Fair Go experiment: Have increasingly prevalent ‘skinny’ retail mirrors gone too far?

March 19, 2018

Clothes shops are more and more using flattering mirrors to pry cash from unsuspecting customers.

Next time you look at yourself in a changing room, ask yourself, is that really me? Or a skinnier version of me?

Leading Auckland University of Technology academic, Dr Sommer Kapitan, says skinny mirrors are becoming prevalent in clothes stores. Skinny mirrors are mirrors manipulated to make the person in front of them look slimmer and taller.

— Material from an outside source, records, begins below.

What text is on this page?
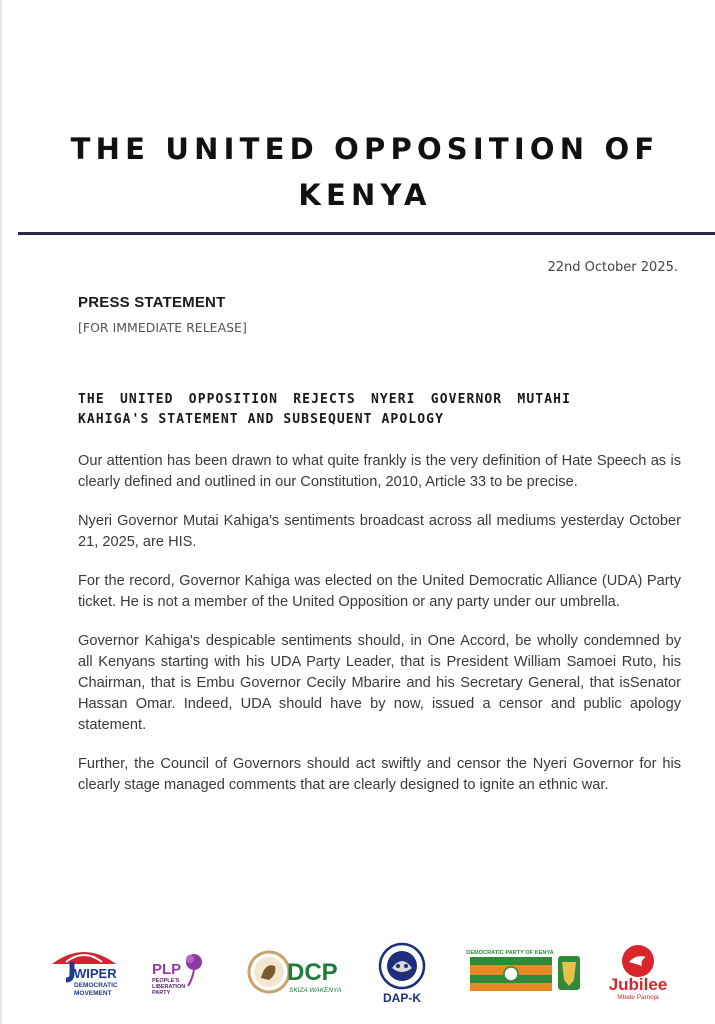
THE UNITED OPPOSITION OF
KENYA
22nd October 2025.
PRESS STATEMENT
[FOR IMMEDIATE RELEASE]
THE UNITED OPPOSITION REJECTS NYERI GOVERNOR MUTAHI
KAHIGA'S STATEMENT AND SUBSEQUENT APOLOGY

Our attention has been drawn to what quite frankly is the very definition of Hate Speech as is clearly defined and outlined in our Constitution, 2010, Article 33 to be precise.

Nyeri Governor Mutai Kahiga's sentiments broadcast across all mediums yesterday October 21, 2025, are HIS.

For the record, Governor Kahiga was elected on the United Democratic Alliance (UDA) Party ticket. He is not a member of the United Opposition or any party under our umbrella.

Governor Kahiga's despicable sentiments should, in One Accord, be wholly condemned by all Kenyans starting with his UDA Party Leader, that is President William Samoei Ruto, his Chairman, that is Embu Governor Cecily Mbarire and his Secretary General, that isSenator Hassan Omar. Indeed, UDA should have by now, issued a censor and public apology statement.

Further, the Council of Governors should act swiftly and censor the Nyeri Governor for his clearly stage managed comments that are clearly designed to ignite an ethnic war.

WIPER
DEMOCRATIC
MOVEMENT
PLP
PEOPLE'S
LIBERATION
PARTY
DCP
SKIZA WAKENYA
DAP-K
DEMOCRATIC PARTY OF KENYA
Jubilee
Mbele Pamoja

"The idea is you as the retailer, you are trying to design a fitting room that inspires to want to buy, and if you can angle a mirror a different way or set it up in such a way to seem more flattering as a consumer.

"We already want the mirror to confirm what we see, so it pushes us over the edge. The only problem when you walk outside and it looks or feels differently, right?" Dr Kapitan says.

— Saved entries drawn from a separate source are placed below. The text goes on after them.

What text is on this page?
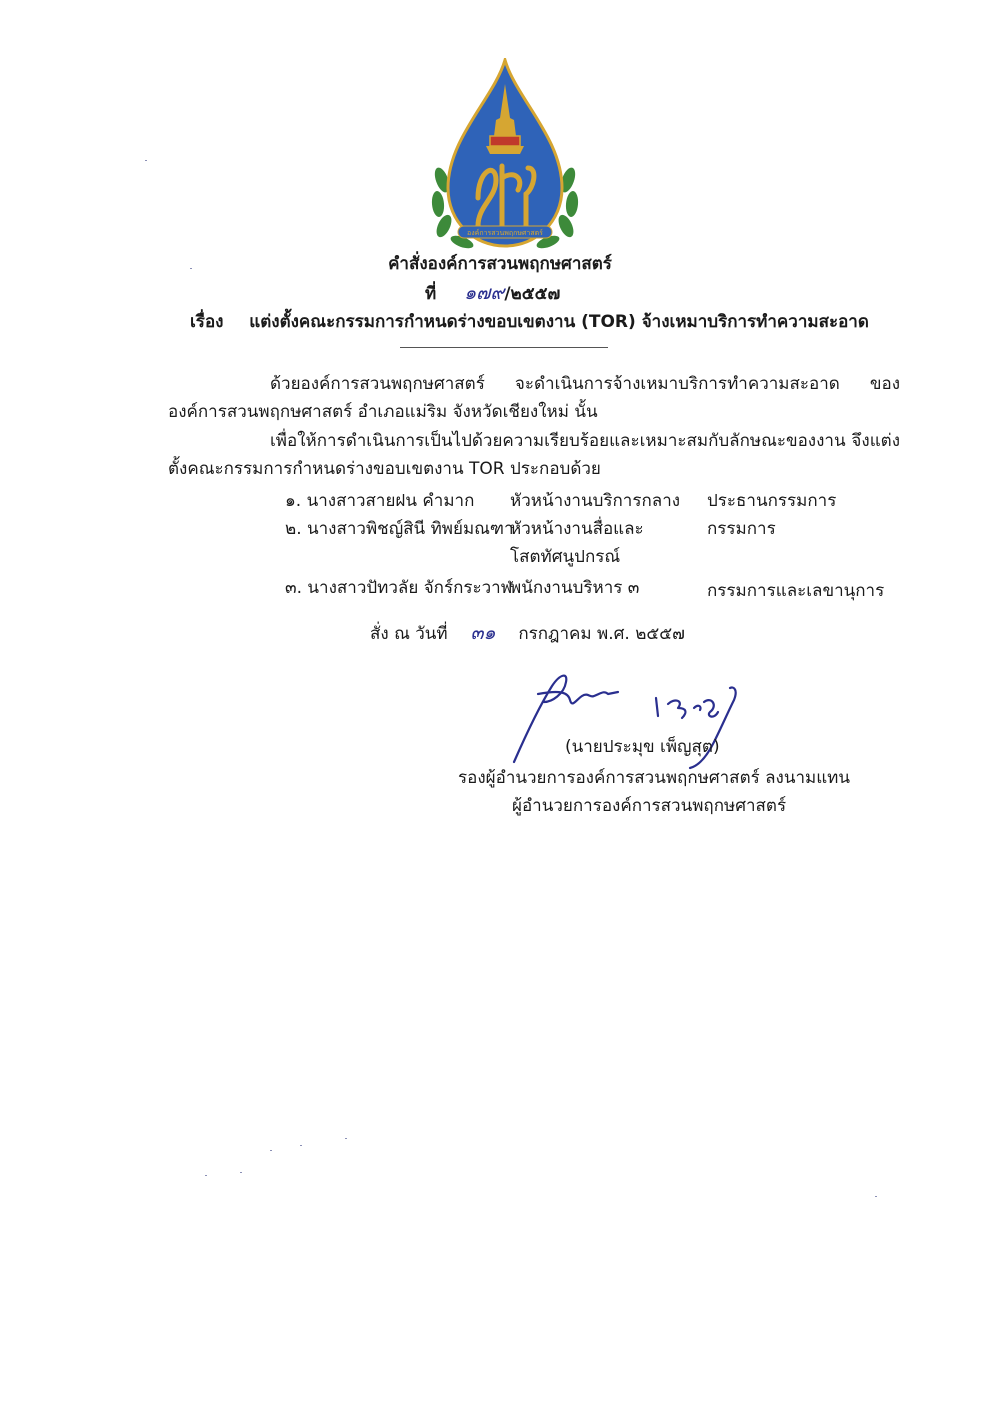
องค์การสวนพฤกษศาสตร์
คำสั่งองค์การสวนพฤกษศาสตร์
ที่ ๑๗๙/๒๕๕๗
เรื่อง แต่งตั้งคณะกรรมการกำหนดร่างขอบเขตงาน (TOR) จ้างเหมาบริการทำความสะอาด
ด้วยองค์การสวนพฤกษศาสตร์ จะดำเนินการจ้างเหมาบริการทำความสะอาด ขององค์การสวนพฤกษศาสตร์ อำเภอแม่ริม จังหวัดเชียงใหม่ นั้น
เพื่อให้การดำเนินการเป็นไปด้วยความเรียบร้อยและเหมาะสมกับลักษณะของงาน จึงแต่งตั้งคณะกรรมการกำหนดร่างขอบเขตงาน TOR ประกอบด้วย
๑. นางสาวสายฝน คำมาก หัวหน้างานบริการกลาง ประธานกรรมการ
๒. นางสาวพิชญ์สินี ทิพย์มณฑา
หัวหน้างานสื่อและ
โสตทัศนูปกรณ์
กรรมการ
๓. นางสาวปัทวลัย จักร์กระวาฬ
พนักงานบริหาร ๓	กรรมการและเลขานุการ
สั่ง ณ วันที่ ๓๑ กรกฎาคม พ.ศ. ๒๕๕๗
(นายประมุข เพ็ญสุต)
รองผู้อำนวยการองค์การสวนพฤกษศาสตร์ ลงนามแทน
ผู้อำนวยการองค์การสวนพฤกษศาสตร์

Fair Go conducted an experiment with a normal mirror and a skinny mirror, asking people which reflection they preferred. Every time they choose the skinny mirror.

"I look more slim," says Brioche. 

"I think I like myself a bit more in this one," laughed Sarah. 

American woman Belinda Jasmine started theskinnymirrors.com.  She estimated each skinny mirror could bring in nearly $150,000 more sales each year, based on selling on extra item a day.

"It's not about making them look good, it's about making them feel good," Ms Jasmine told the ABC.

Harriet Fisher supplied our skinny mirror. She says she brought it by accident at The Warehouse.

"I went to The Warehouse to get a mirror and I saw the only long one that appeared to be available and thought I look good in it," Harriet says.

How could she tell it was skinny? 

"I could just tell. I know what I look like in a normal mirror. It didn't look right."